Yokohama Mayor Hiroshi Nakata told the Defense Agency on Thursday that he might accept construction of additional U.S. military housing units in Kanagawa Prefecture if the United States reduces the number to be built and returns more facilities to Japan.

But the Defense Agency said these are “very tough demands.”

In July 2003, Tokyo and Washington agreed to build 800 additional housing units in the Ikego residential area, which straddles Yokohama and the city of Zushi, in exchange for the return of idle land at four sites in Yokohama.

The new housing units are to be built on the Yokohama part of the area.

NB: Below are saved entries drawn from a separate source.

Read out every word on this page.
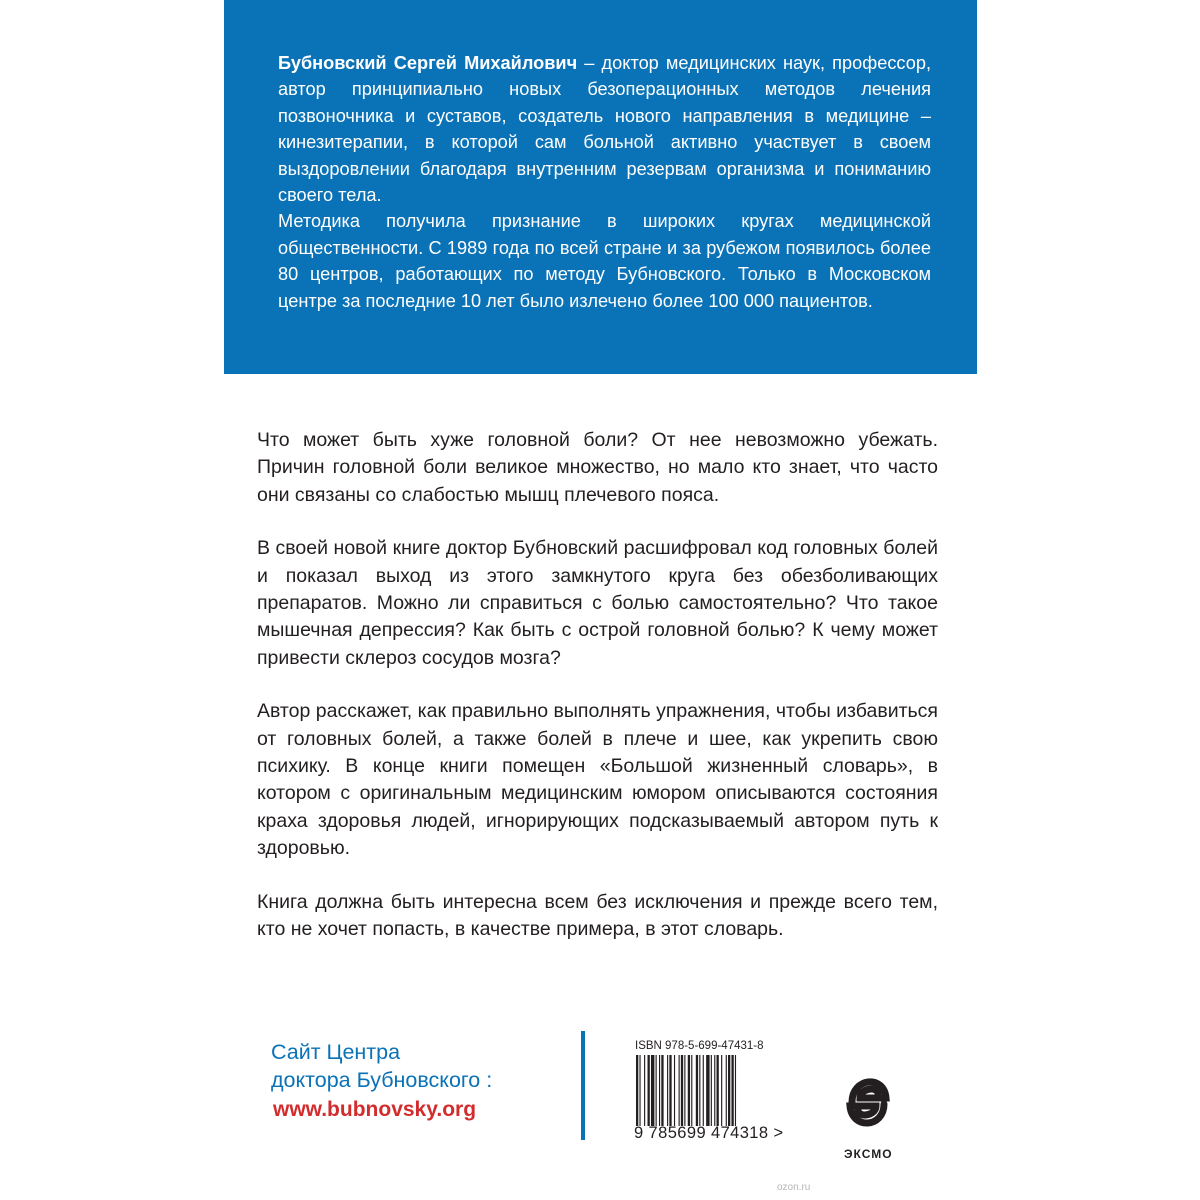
Бубновский Сергей Михайлович – доктор медицинских наук, профессор, автор принципиально новых безоперационных методов лечения позвоночника и суставов, создатель нового направления в медицине – кинезитерапии, в которой сам больной активно участвует в своем выздоровлении благодаря внутренним резервам организма и пониманию своего тела.

Методика получила признание в широких кругах медицинской общественности. С 1989 года по всей стране и за рубежом появилось более 80 центров, работающих по методу Бубновского. Только в Московском центре за последние 10 лет было излечено более 100 000 пациентов.

Что может быть хуже головной боли? От нее невозможно убежать. Причин головной боли великое множество, но мало кто знает, что часто они связаны со слабостью мышц плечевого пояса.

В своей новой книге доктор Бубновский расшифровал код головных болей и показал выход из этого замкнутого круга без обезболивающих препаратов. Можно ли справиться с болью самостоятельно? Что такое мышечная депрессия? Как быть с острой головной болью? К чему может привести склероз сосудов мозга?

Автор расскажет, как правильно выполнять упражнения, чтобы избавиться от головных болей, а также болей в плече и шее, как укрепить свою психику. В конце книги помещен «Большой жизненный словарь», в котором с оригинальным медицинским юмором описываются состояния краха здоровья людей, игнорирующих подсказываемый автором путь к здоровью.

Книга должна быть интересна всем без исключения и прежде всего тем, кто не хочет попасть, в качестве примера, в этот словарь.

Сайт Центра
доктора Бубновского :
www.bubnovsky.org
ISBN 978-5-699-47431-8
9 785699 474318 >
ЭКСМО
ozon.ru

Nakata, like Zushi Mayor Kazuyoshi Nagashima, has strongly opposed the plan, saying the return of these U.S. facilities should be unconditional since a law stipulates that the U.S. must return land and facilities to Japan when they are no longer being used by its forces.

In a last-ditch attempt to break the deadlock, Nakata proposed in a meeting with Defense Agency chief Shigeru Ishiba that Japan demand the return of more U.S. military facilities in Yokohama, including the Koshiba oil storage, and cuts in the number of new housing units for the U.S forces.

“It seems that things are very tough for us because Tokyo and Washington already agreed (on the 800 new units) in principle,” Nakata told reporters after the meeting.

According to Nakata, Ishiba said he realizes “the agony of Yokohama” and would try negotiating with the U.S. But Ishiba also said these are “very tough demands, which would be difficult to be realized,” Nakata said.